B) A interdição de Maria por incapacidade traz como efeito imediato a extinção da empresa, cabendo a José, na condição de pai e curador, promover a liquidação do estabelecimento.
C) É possível a concessão de autorização judicial para o prosseguimento da empresa de Maria antes exercida por ela enquanto capaz, devendo seu pai, José, como curador e representante, assumir o exercício da empresa.

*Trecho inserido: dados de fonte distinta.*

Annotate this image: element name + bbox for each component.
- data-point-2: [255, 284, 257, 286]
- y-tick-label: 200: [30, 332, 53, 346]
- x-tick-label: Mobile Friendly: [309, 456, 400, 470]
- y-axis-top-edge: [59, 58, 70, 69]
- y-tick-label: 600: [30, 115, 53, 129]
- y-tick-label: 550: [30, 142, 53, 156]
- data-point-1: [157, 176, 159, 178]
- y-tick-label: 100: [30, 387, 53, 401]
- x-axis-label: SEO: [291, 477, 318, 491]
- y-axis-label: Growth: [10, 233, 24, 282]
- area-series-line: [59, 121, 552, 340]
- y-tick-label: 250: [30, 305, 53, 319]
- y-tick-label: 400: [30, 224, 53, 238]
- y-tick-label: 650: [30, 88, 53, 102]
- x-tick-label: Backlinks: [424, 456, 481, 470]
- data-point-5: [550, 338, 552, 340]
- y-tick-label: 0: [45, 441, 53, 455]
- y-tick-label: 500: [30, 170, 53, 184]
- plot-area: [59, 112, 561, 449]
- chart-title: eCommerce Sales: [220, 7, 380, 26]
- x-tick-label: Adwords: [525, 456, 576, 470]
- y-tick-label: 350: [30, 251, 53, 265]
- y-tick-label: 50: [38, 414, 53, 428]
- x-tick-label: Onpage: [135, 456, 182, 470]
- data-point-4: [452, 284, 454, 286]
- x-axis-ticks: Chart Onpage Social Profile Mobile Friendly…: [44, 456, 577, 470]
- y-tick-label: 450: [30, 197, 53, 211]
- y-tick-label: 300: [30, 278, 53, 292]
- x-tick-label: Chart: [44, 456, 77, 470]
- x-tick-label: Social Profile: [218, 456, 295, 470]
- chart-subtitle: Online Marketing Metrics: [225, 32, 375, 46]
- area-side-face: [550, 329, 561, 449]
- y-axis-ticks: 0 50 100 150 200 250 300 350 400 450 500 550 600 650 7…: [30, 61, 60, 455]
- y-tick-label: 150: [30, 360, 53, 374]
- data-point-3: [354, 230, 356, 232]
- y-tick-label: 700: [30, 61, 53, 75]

D) Poderá ser concedida autorização judicial para o prosseguimento da empresa de Maria, porém ficam sujeitos ao resultado da empresa os bens que Maria já possuía ao tempo da interdição, tanto os afetados quanto os estranhos ao acervo daquela.
 
Gabarito: A
 
Maria é interditada por não poder exprimir sua vontade tornando-se, pela lei, relativamente incapaz. Maria é uma empresária individual. Vamos analisar a situação jurídica de um empresário incapaz.
 
CC - Art. 4o  São incapazes, relativamente a certos atos ou à maneira de os exercer:
III - aqueles que, por causa transitória ou permanente, não puderem exprimir sua vontade;           
 
a) Correta – O empresário que se torna incapaz pode continuar o exercício da empresa que ele tinha quando era capaz. Só que por sua incapacidade, ele não poderá continuar essa empresa diretamente, mas deverá ser assistido, já que, no caso da questão, Maria se tornou relativamente incapaz.
 
Para continuar essa empresa é necessário que se obtenha uma autorização judicial. O assistente de Maria será seu pai, José, que deve ser a pessoa a exercer a empresa no lugar de Maria, só que José é impedido por lei de ser empresário, já que o estatuto dos servidores públicos federais proíbe o exercício da empresa por esses servidores. Nesse caso, José nomeia um gerente para exercer a empresa em seu lugar, esse nomeação deve ser aprovada pelo juiz.
 
CC - Art. 974. Poderá o incapaz, por meio de representante ou devidamente assistido, continuar a empresa antes exercida por ele enquanto capaz, por seus pais ou pelo autor de herança.
 
§ 1o Nos casos deste artigo, precederá autorização judicial, após exame das circunstâncias e dos riscos da empresa, bem como da conveniência em continuá-la, podendo a autorização ser revogada pelo juiz, ouvidos os pais, tutores ou representantes legais do menor ou do interdito, sem prejuízo dos direitos adquiridos por terceiros.
 
Art. 975. Se o representante ou assistente do incapaz for pessoa que, por disposição de lei, não puder exercer atividade de empresário, nomeará, com a aprovação do juiz, um ou mais gerentes.
 
b) Incorreta – A incapacidade do empresário não extingue a empresa, já que o incapaz poderá continuar sendo representado ou assistido.
 
c) Incorreta – Geralmente, é o representante do incapaz quem exerce a empresa em seu lugar, porém, no caso em tela, esse representante é um impedido legal de ser empresário e, por isso, não poderá ser a pessoa a exercer a empresa devendo nomear um mais gerentes.
 
d) Incorreta – Os bens que Maria possuía ao tempo da interdição serão objeto de um alvará, serão listados e não poderão estar sujeitos às responsabilidades e dívidas da empresa. Estamos falando dos bens que não sejam da atividade, como carro particular ou imóvel particular.
 
Art. 974 - § 2o Não ficam sujeitos ao resultado da empresa os bens que o incapaz já possuía, ao tempo da sucessão ou da interdição, desde que estranhos ao acervo daquela, devendo tais fatos constar do alvará que conceder a autorização.
 
 
Questão 51
 
P. Industrial S.A., companhia fechada, passa momentaneamente por dificuldades financeiras que se agravaram com a crise na atividade industrial do país. A assembleia geral autorizou os administradores a alienar bens do ativo permanente, dentre eles uma unidade produtiva situada no município de Mirante da Serra, avaliada em R$ 495.000.000,00 (quatrocentos e noventa e cinco milhões de reais). Considerando-se que a unidade produtiva da companhia integra seu estabelecimento, assinale a afirmativa correta.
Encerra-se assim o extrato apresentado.